Jan 9 (Reuters) - Vacancies declined and rents rose in the fourth quarter at large regional U.S. malls, which continued to fare better than smaller strip centers burdened by a weak economy and an oversupply of space, real estate research firm Reis Inc said.
After modest improvement in vacancies and rents in 2012, the research firm expects the trend to continue in 2013, said Reis senior economist Ryan Severino.
“Until the economy and the labor market start to pick up more, there’s not a strong catalyst to generate demand for more retail space.”
Employers added a modest 155,000 jobs in December and the unemployment rate held steady at 7.8 percent, the government said on Friday.
In the fourth quarter, vacancies at U.S. regional malls declined for the fifth consecutive quarter to 8.6 percent from 8.7 percent in the third quarter. Asking rents grew by 0.2 percent in the fourth quarter from the third quarter.
Within the sector, class A malls with luxury retailers catering to affluent customers continued to boast lower vacancies and command higher rents than malls with more mainstream tenants, Severino said.

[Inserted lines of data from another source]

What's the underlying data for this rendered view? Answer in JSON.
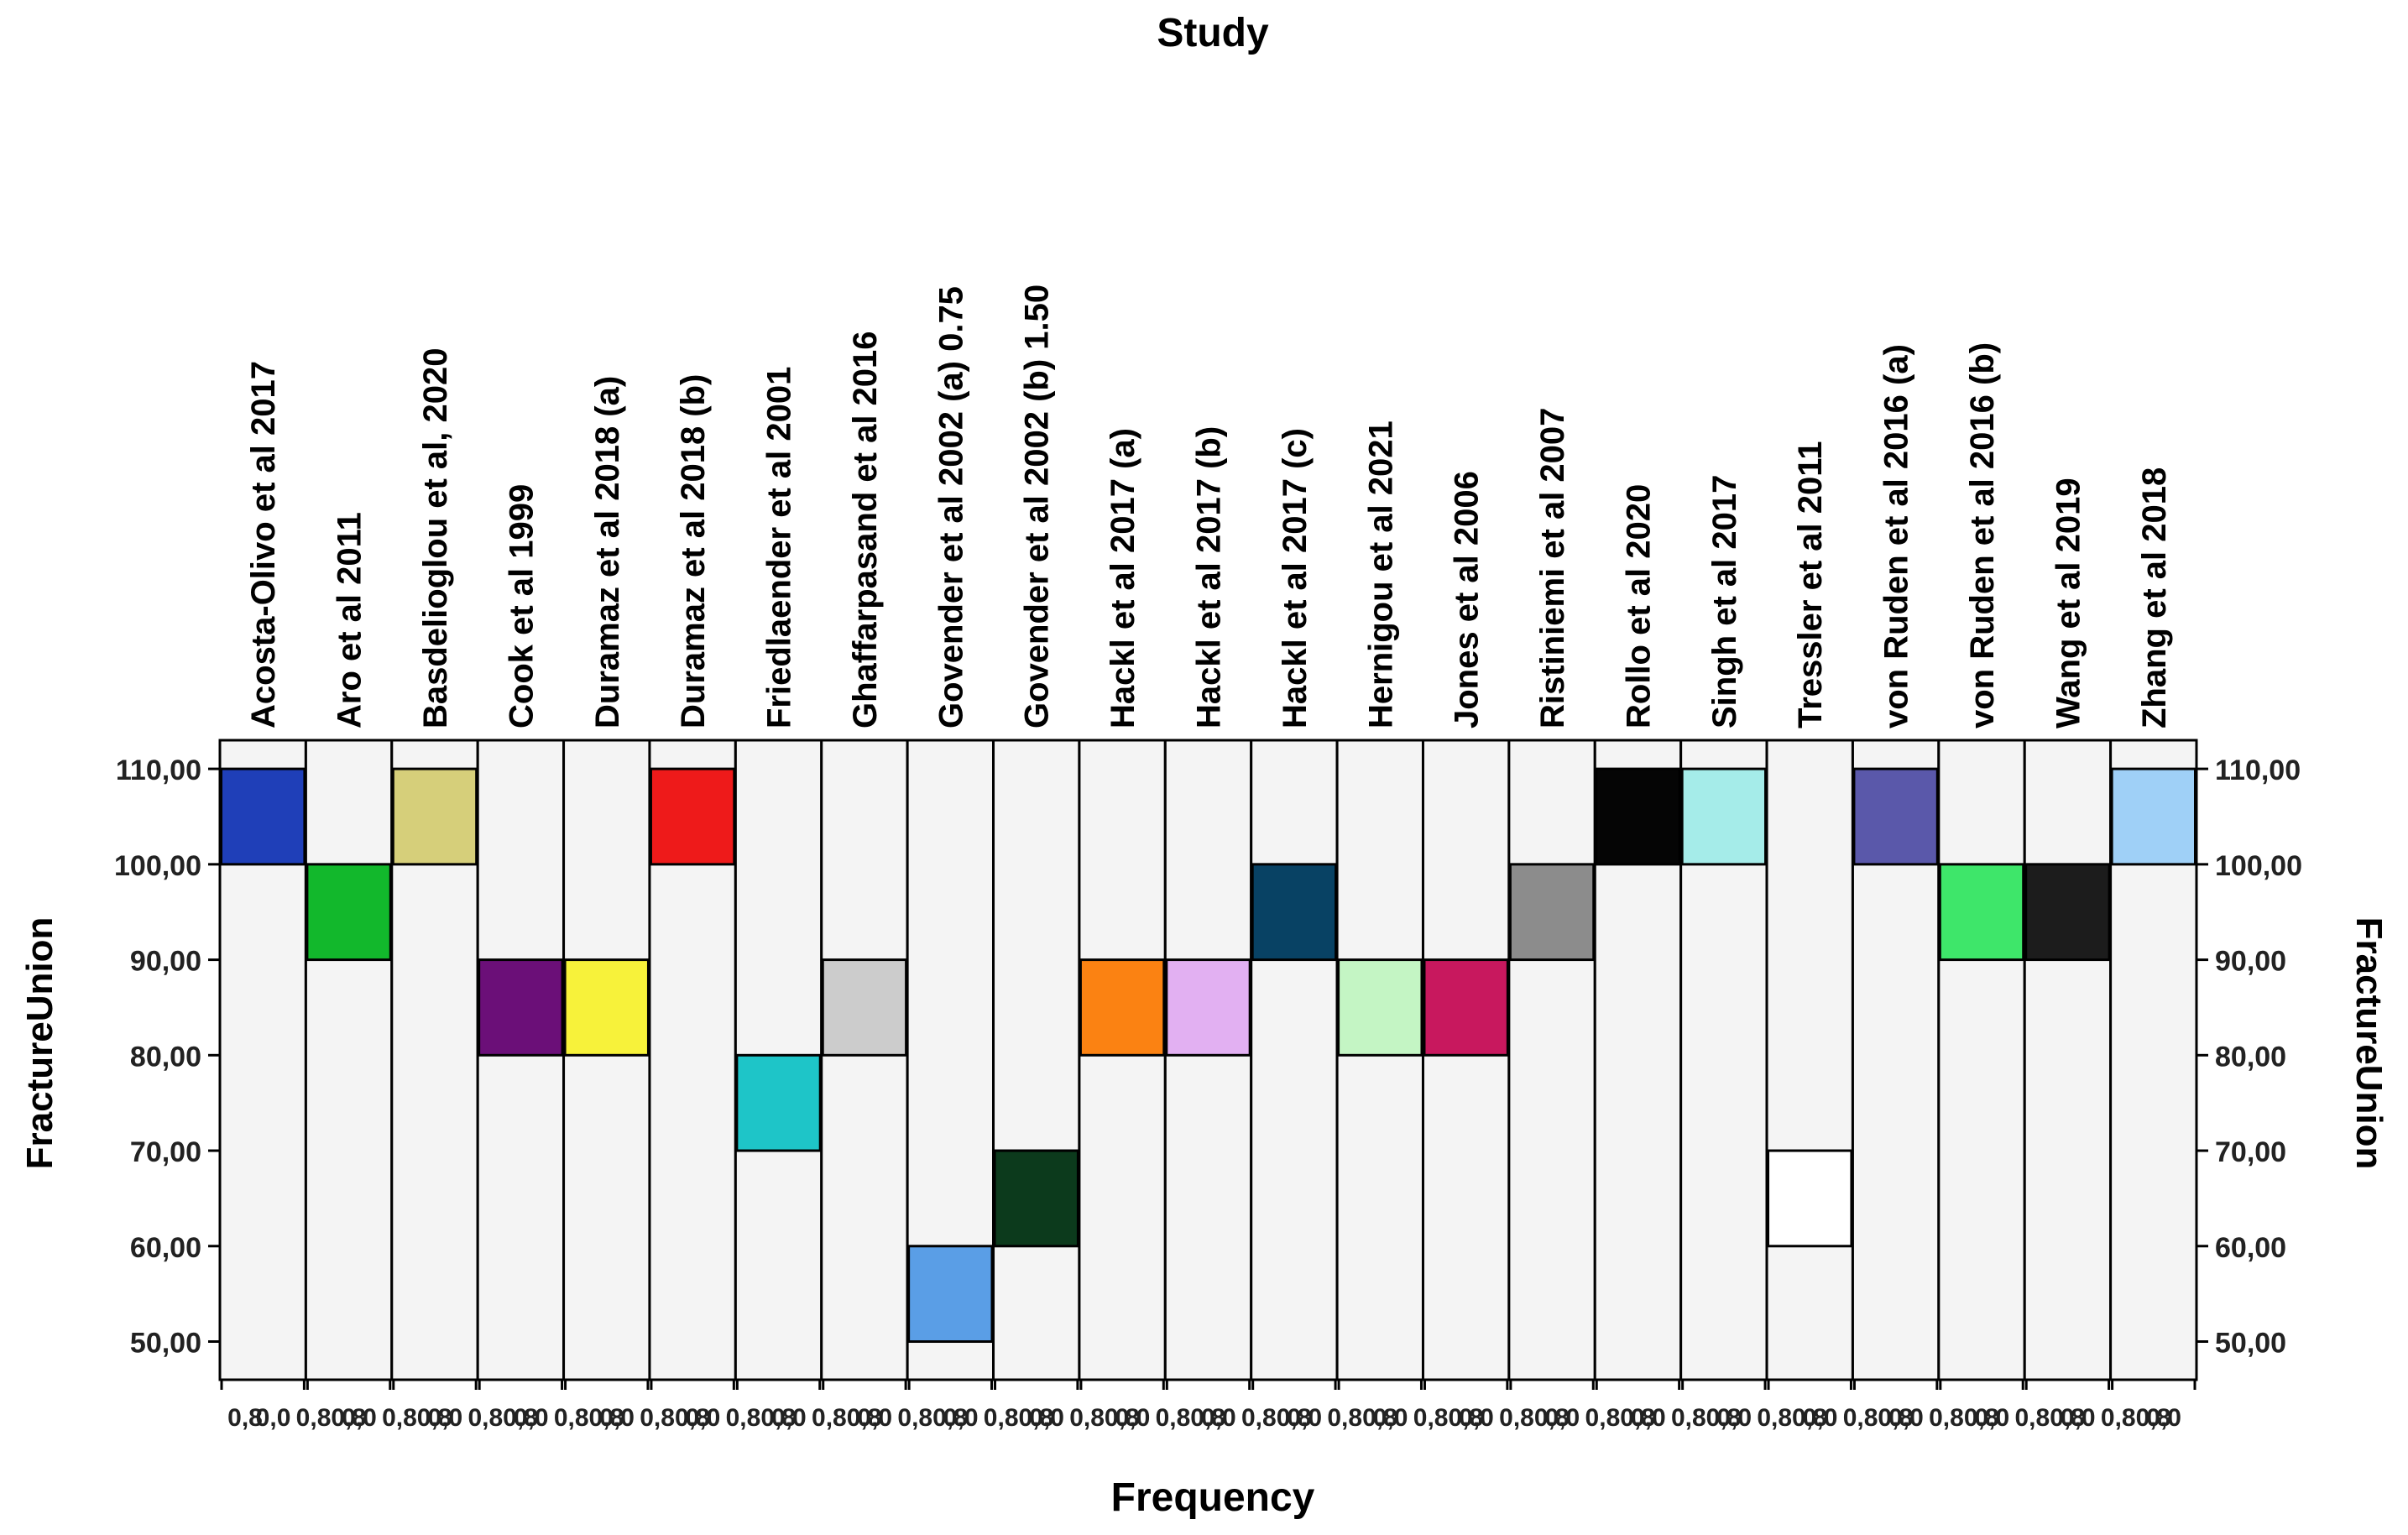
{
  "chart_data": {
    "type": "bar",
    "title": "Study",
    "xlabel": "Frequency",
    "ylabel": "FractureUnion",
    "ylabel_right": "FractureUnion",
    "ylim": [
      46,
      113
    ],
    "yticks": [
      "50,00",
      "60,00",
      "70,00",
      "80,00",
      "90,00",
      "100,00",
      "110,00"
    ],
    "ytick_values": [
      50,
      60,
      70,
      80,
      90,
      100,
      110
    ],
    "freq_tick_labels": [
      "0,8",
      "0,0",
      "0,80,8",
      "0,0",
      "0,80,8",
      "0,0",
      "0,80,8",
      "0,0",
      "0,80,8",
      "0,0",
      "0,80,8",
      "0,0",
      "0,80,8",
      "0,0",
      "0,80,8",
      "0,0",
      "0,80,8",
      "0,0",
      "0,80,8",
      "0,0",
      "0,80,8",
      "0,0",
      "0,80,8",
      "0,0",
      "0,80,8",
      "0,0",
      "0,80,8",
      "0,0",
      "0,80,8",
      "0,0",
      "0,80,8",
      "0,0",
      "0,80,8",
      "0,0",
      "0,80,8",
      "0,0",
      "0,80,8",
      "0,0",
      "0,80,8",
      "0,0",
      "0,80,8",
      "0,0",
      "0,80,8",
      "0,0",
      "0,80,8",
      "0,0",
      "0,80,8",
      "0,0"
    ],
    "freq_range": [
      0.8,
      0.0
    ],
    "bins": [
      {
        "study": "Acosta-Olivo et al  2017",
        "y0": 100,
        "y1": 110,
        "frequency": 0.8,
        "color": "#1f3fb8"
      },
      {
        "study": "Aro et al 2011",
        "y0": 90,
        "y1": 100,
        "frequency": 0.8,
        "color": "#12b82c"
      },
      {
        "study": "Basdelioglou et al, 2020",
        "y0": 100,
        "y1": 110,
        "frequency": 0.8,
        "color": "#d6cf7a"
      },
      {
        "study": "Cook et al 1999",
        "y0": 80,
        "y1": 90,
        "frequency": 0.8,
        "color": "#6b0f78"
      },
      {
        "study": "Duramaz et al 2018 (a)",
        "y0": 80,
        "y1": 90,
        "frequency": 0.8,
        "color": "#f7f23a"
      },
      {
        "study": "Duramaz et al 2018 (b)",
        "y0": 100,
        "y1": 110,
        "frequency": 0.8,
        "color": "#ee1a1a"
      },
      {
        "study": "Friedlaender et al 2001",
        "y0": 70,
        "y1": 80,
        "frequency": 0.8,
        "color": "#1ec5c8"
      },
      {
        "study": "Ghaffarpasand et al 2016",
        "y0": 80,
        "y1": 90,
        "frequency": 0.8,
        "color": "#cccccc"
      },
      {
        "study": "Govender et al 2002  (a) 0.75",
        "y0": 50,
        "y1": 60,
        "frequency": 0.8,
        "color": "#5a9ee6"
      },
      {
        "study": "Govender et al 2002  (b) 1.50",
        "y0": 60,
        "y1": 70,
        "frequency": 0.8,
        "color": "#0c3a1c"
      },
      {
        "study": "Hackl et al 2017 (a)",
        "y0": 80,
        "y1": 90,
        "frequency": 0.8,
        "color": "#fb8212"
      },
      {
        "study": "Hackl et al 2017 (b)",
        "y0": 80,
        "y1": 90,
        "frequency": 0.8,
        "color": "#e2b0f2"
      },
      {
        "study": "Hackl et al 2017 (c)",
        "y0": 90,
        "y1": 100,
        "frequency": 0.8,
        "color": "#084264"
      },
      {
        "study": "Hernigou et al 2021",
        "y0": 80,
        "y1": 90,
        "frequency": 0.8,
        "color": "#c4f5c4"
      },
      {
        "study": "Jones et al 2006",
        "y0": 80,
        "y1": 90,
        "frequency": 0.8,
        "color": "#c8185e"
      },
      {
        "study": "Ristiniemi et al 2007",
        "y0": 90,
        "y1": 100,
        "frequency": 0.8,
        "color": "#8c8c8c"
      },
      {
        "study": "Rollo et al 2020",
        "y0": 100,
        "y1": 110,
        "frequency": 0.8,
        "color": "#050505"
      },
      {
        "study": "Singh et al 2017",
        "y0": 100,
        "y1": 110,
        "frequency": 0.8,
        "color": "#a5ece9"
      },
      {
        "study": "Tressler et al 2011",
        "y0": 60,
        "y1": 70,
        "frequency": 0.8,
        "color": "#ffffff"
      },
      {
        "study": "von Ruden et al 2016 (a)",
        "y0": 100,
        "y1": 110,
        "frequency": 0.8,
        "color": "#5a58aa"
      },
      {
        "study": "von Ruden et al 2016 (b)",
        "y0": 90,
        "y1": 100,
        "frequency": 0.8,
        "color": "#3ee66a"
      },
      {
        "study": "Wang et al 2019",
        "y0": 90,
        "y1": 100,
        "frequency": 0.8,
        "color": "#1c1c1c"
      },
      {
        "study": "Zhang et al 2018",
        "y0": 100,
        "y1": 110,
        "frequency": 0.8,
        "color": "#9fd0f7"
      }
    ]
  }
}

“What’s happening is the class A malls are raising the performance of the entire sector,” he said.
Vacancies in strip malls declined to 10.7 percent from 10.8 percent in the third quarter. The slight decrease was an improvement from the third quarter when the vacancy rate was flat from the previous quarter.
Still, three-plus years after the recession, the vacancy rate for strip malls is barely below the all-time high of 11.1 percent set in 1990 and the third quarter of 2011, according to Reis.
Asking rents for strip malls increased 0.2 percent from the third quarter. It was the fifth straight quarter that rents increased, according to Reis.